Nella manovra estiva 2010, il Governo aveva introdotto alcune modifiche che avevano aggiornato e reso più incisivo il cosiddetto “redditometro” previsto dall’articolo 38 del D.P.R. 600/73. Si tratta del cosiddetto “accertamento sintetico” per le persone fisiche: esso è basato sulle spese effettuate che vengono considerate “indicatori della capacità contributiva”. In base a questa norma, determinate spese sono indizi del livello di reddito di chi le effettua. Se il soggetto che sostiene tali spese dichiara un reddito decisamente inferiore a quello che esse indicherebbero, esso può essere assoggettato all’accertamento sintetico. In sostanza, per l’Amministrazione Finanziaria sostenere certe spese è indicativo di un certo tenore di vita, e dunque di un certo reddito da dichiarare.
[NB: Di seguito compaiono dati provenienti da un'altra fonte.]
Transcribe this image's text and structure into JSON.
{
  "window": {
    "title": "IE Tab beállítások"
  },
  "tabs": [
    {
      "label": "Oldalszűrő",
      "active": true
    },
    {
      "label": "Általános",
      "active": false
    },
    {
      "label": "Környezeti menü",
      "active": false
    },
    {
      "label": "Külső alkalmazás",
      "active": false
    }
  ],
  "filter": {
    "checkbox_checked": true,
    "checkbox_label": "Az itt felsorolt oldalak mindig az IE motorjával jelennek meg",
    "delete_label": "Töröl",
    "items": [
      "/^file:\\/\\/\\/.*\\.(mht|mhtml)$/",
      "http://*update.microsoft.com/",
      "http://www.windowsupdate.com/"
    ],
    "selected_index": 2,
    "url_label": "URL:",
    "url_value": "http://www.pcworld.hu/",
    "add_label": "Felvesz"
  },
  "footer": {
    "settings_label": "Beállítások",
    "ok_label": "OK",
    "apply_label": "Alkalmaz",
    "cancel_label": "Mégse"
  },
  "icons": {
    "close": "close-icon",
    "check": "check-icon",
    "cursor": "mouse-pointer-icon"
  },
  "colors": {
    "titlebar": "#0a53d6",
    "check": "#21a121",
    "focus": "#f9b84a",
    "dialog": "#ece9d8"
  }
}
Certamente si tratta di uno strumento interessante ed utile. Esso può aiutare a recuperare base imponibile sottratta alle imposte, quando non addirittura il percepimento di proventi illeciti. Il redditometro contribuisce, inoltre, a spostare l’attenzione del fisco dalla produzione al consumo del reddito, una volta tanto non gravando sull’impresa, quanto analizzando i comportamenti di spesa dell’imprenditore e spostando dunque su di lui l’eventuale recupero delle somme evase.



Lo scorso 25 ottobre l’Agenzia delle Entrate ha presentato il nuovo redditometro, ponendo molta enfasi sull’assenza di automatismi nello strumento e sulla sua funzione soprattutto di compliance, di prevenzione del fenomeno dell’evasione. Certamente significativa è stata la sottolineatura della famiglia come “unità” a cui ricondurre la spesa, che ha la conseguenza di riconoscere al nucleo familiare un’unica capacità di spesa e di considerare i redditi di tutti i componenti. Analizzando l’elencazione delle spese indicatrici di capacità contributiva, alcune ci lasciano – però – alquanto dubbiosi. Cerchiamo di spiegare il perché. Nella presentazione dell’Agenzia delle Entrate le voci di spesa che compongono il redditometro sono considerate “indicative della capacità di spesa”. 



Ma nel nuovo redditometro sono presenti le spese per gli asili nido, la scuola per l’infanzia, l’istruzione primaria e secondaria. E le donazioni alle ONLUS e simili. A queste spese sono affiancate altre spese che, a differenza di queste, hanno una oggettiva natura accessoria: a titolo di esempio viaggi, abbonamenti a pay tv, centri benessere. Il punto che vorremmo sollevare è proprio questo: si tratta di categorie di spese non omogenee. La lista contiene, infatti,  una serie di costi che sono effettivamente distanti dal livello ordinario di vita della gente comune: e anche le voci comuni, come telefoni ed energia elettrica, probabilmente saranno utilizzate come indicatori quando assumeranno livelli di spesa, appunto, non “comune”.

Noi non crediamo che le spese per gli asili e le scuole paritarie siano – in sé ed entro un certo limite – indicatrici di un certo status reddituale. E non lo crediamo perché si tratta di spese che tante famiglie sopportano a discapito di un certo tenore di vita e non a riprova dello stesso. Mandare i figli in certe scuole, investire sulla loro educazione, è una priorità che molte famiglie decidono di perseguire, rinunciando – magari – ad altre spese, queste sì considerate opzionali.

Lo stesso si dica per le ONLUS: conosciamo tante persone per le quali il sostegno a certe realtà non profit è una priorità vera; un modo per contribuire – anche indirizzando la propria spesa – al bene comune; o per esprimere la propria gratitudine. Fa un po’ impressione che queste spese siano nella stessa categoria degli acquisti di gioielli preziosi e antiquariato … come se la beneficienza fosse una attività per signore ricche e non un modo di costruire sentito come proprio dalla gente comune.

Pur apprezzando lo strumento, occorre rivedere le voci di spesa inserite. Se lo scopo è trovare voci di spesa indicatrici di un certo status sociale, non crediamo che l’educazione dei figli ed il sostegno alle opere sociali indichino redditi evasi: indicano, invece, una certa concezione dell’uomo e della società che ci sono cari.